CONAC: la lutte contre la corruption, une affaire de tous

C’est la trame de fond du message du président de la Commission nationale anti-corruption, lors d’une conférence de presse ce vendredi à Yaoundé, en prélude à la 4e journée africaine de lutte contre la corruption célébrée le 11 juillet 2020.

 

« Combattre la corruption grâce à des systèmes judiciaires efficaces et performants ». Ce thème de la 4e édition de la Journée africaine de lutte contre la corruption, invite chaque maillon de la société à barrer la voie à une gangrène qui tire l’économie des pays africains et du Cameroun en particulier vers le bas. Occasion pour la Commission nationale anti-corruption, conduite par Dr. Dieudonné Massi Gams, d’en appeler à la responsabilité de tous dans la dénonciation des actes de corruption. Ainsi, un numéro vert, le 15 17 est mis à la disposition des citoyens, ONG, médias, acteurs de la société civile, ceux du secteur privé et public.

Conférence de presse de ce 10 juillet

Engagements du Cameroun

Selon le président de la CONAC, la ratification de l’Accord de Maputo au Mozambique  par le Cameroun le 1er février 2020, engage le pays entre autres à :
– Lutter contre le blanchiment des produits de la corruption,
– Combattre l’enrichissement illicite,
– Déclarer les biens et avoirs,
– Confisquer et saisir les produits et moyens de la corruption.
Pour relever ces défis, le Cameroun devra travailler davantage à mettre en place :
– Un système judiciaire efficace et efficient, catalyseur pour la réalisation de l’agenda 2063,
– Un système judiciaire responsable et transparent, pilier essentiel de la bonne gouvernance,
– Une collaboration étroite entre le système judiciaire et les acteurs de lutte contre la corruption,
– Des ressources adéquates du système judiciaire.

Avancées de la lutte contre la corruption

Selon le rapport de la Commission nationale anti-corruption, pour la décennie 2010-2020, le Cameroun a enregistrée d’importances réformes et actions anti-corruption. « Les retombées sont aujourd’hui palpables, tant sur le plan financier que sur le plan comportemental », a indiqué le président de la CONAC, Dr.
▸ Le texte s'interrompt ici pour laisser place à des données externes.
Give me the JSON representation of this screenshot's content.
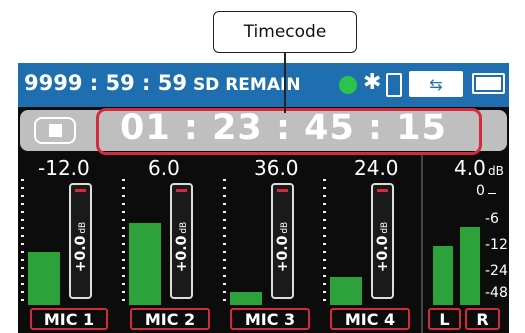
{
  "callout": {
    "label": "Timecode"
  },
  "status": {
    "remain_time": "9999 : 59 : 59",
    "remain_label": "SD REMAIN"
  },
  "timecode": {
    "value": "01 : 23 : 45 : 15"
  },
  "channels": [
    {
      "label": "MIC 1",
      "level": "-12.0",
      "fader": "+0.0",
      "meter_fraction": 0.42
    },
    {
      "label": "MIC 2",
      "level": "6.0",
      "fader": "+0.0",
      "meter_fraction": 0.65
    },
    {
      "label": "MIC 3",
      "level": "36.0",
      "fader": "+0.0",
      "meter_fraction": 0.1
    },
    {
      "label": "MIC 4",
      "level": "24.0",
      "fader": "+0.0",
      "meter_fraction": 0.22
    }
  ],
  "fader_unit": "dB",
  "master": {
    "level": "4.0",
    "unit": "dB",
    "left_label": "L",
    "right_label": "R",
    "scale": [
      "0",
      "-6",
      "-12",
      "-24",
      "-48"
    ],
    "left_fraction": 0.47,
    "right_fraction": 0.62
  },
  "colors": {
    "statusbar": "#1f6fb0",
    "highlight": "#d42a3d",
    "meter": "#2ea23a",
    "record_indicator": "#2bc34a"
  },
  "icons": [
    "stop-icon",
    "record-indicator-icon",
    "bluetooth-icon",
    "smartphone-icon",
    "usb-icon",
    "battery-icon"
  ]
}
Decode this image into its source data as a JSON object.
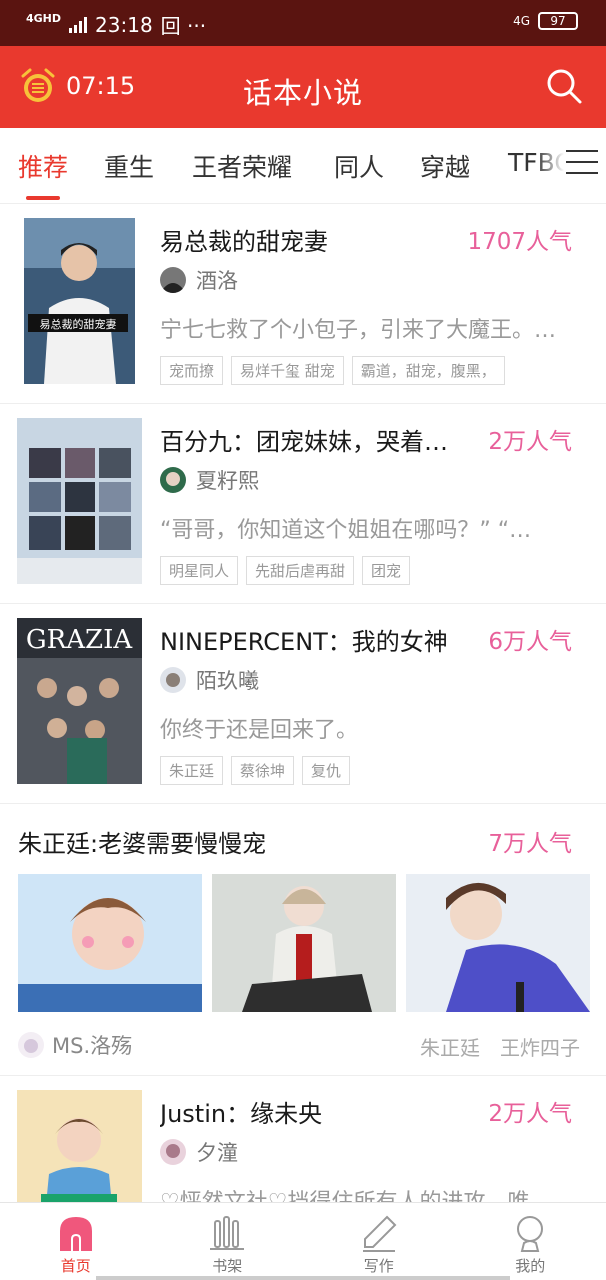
{
  "status_bar": {
    "network_type": "4GHD",
    "time": "23:18",
    "extra_icons": "回 ···",
    "signal_right": "4G",
    "battery": "97"
  },
  "header": {
    "alarm_time": "07:15",
    "title": "话本小说",
    "accent_color": "#e9392e"
  },
  "tabs": [
    {
      "label": "推荐",
      "active": true
    },
    {
      "label": "重生",
      "active": false
    },
    {
      "label": "王者荣耀",
      "active": false
    },
    {
      "label": "同人",
      "active": false
    },
    {
      "label": "穿越",
      "active": false
    },
    {
      "label": "TFBOYS",
      "active": false
    }
  ],
  "feed": {
    "books": [
      {
        "title": "易总裁的甜宠妻",
        "popularity": "1707人气",
        "author": "酒洛",
        "description": "宁七七救了个小包子，引来了大魔王。…",
        "tags": [
          "宠而撩",
          "易烊千玺  甜宠",
          "霸道，甜宠，腹黑，"
        ],
        "cover_caption": "易总裁的甜宠妻"
      },
      {
        "title": "百分九：团宠妹妹，哭着…",
        "popularity": "2万人气",
        "author": "夏籽熙",
        "description": "“哥哥，你知道这个姐姐在哪吗？” “…",
        "tags": [
          "明星同人",
          "先甜后虐再甜",
          "团宠"
        ],
        "cover_caption": ""
      },
      {
        "title": "NINEPERCENT：我的女神",
        "popularity": "6万人气",
        "author": "陌玖曦",
        "description": "你终于还是回来了。",
        "tags": [
          "朱正廷",
          "蔡徐坤",
          "复仇"
        ],
        "cover_caption": "GRAZIA"
      }
    ],
    "gallery": {
      "title": "朱正廷:老婆需要慢慢宠",
      "popularity": "7万人气",
      "author": "MS.洛殇",
      "tags": [
        "朱正廷",
        "王炸四子"
      ]
    },
    "last_book": {
      "title": "Justin：缘未央",
      "popularity": "2万人气",
      "author": "夕潼",
      "description": "♡怦然文社♡挡得住所有人的进攻，唯…"
    }
  },
  "bottom_nav": [
    {
      "label": "首页",
      "icon": "home-icon",
      "active": true
    },
    {
      "label": "书架",
      "icon": "bookshelf-icon",
      "active": false
    },
    {
      "label": "写作",
      "icon": "pen-icon",
      "active": false
    },
    {
      "label": "我的",
      "icon": "profile-icon",
      "active": false
    }
  ]
}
Dieudonné Massi Gams. Parmi les principales retombées :
– Les dénonciations sont passées de 482 à 23 048 en 2018, soit une évolution de 4 682%,
– Des milliards recouvrés,
– De nombreux agents publics sanctionnés,
– Plus de 300 entreprises suspendues par le ministère des marchés publics.
Des indicateurs certes encourageants, mais la CONAC se dit préoccupée par l’intensification de la lutte contre la corruption.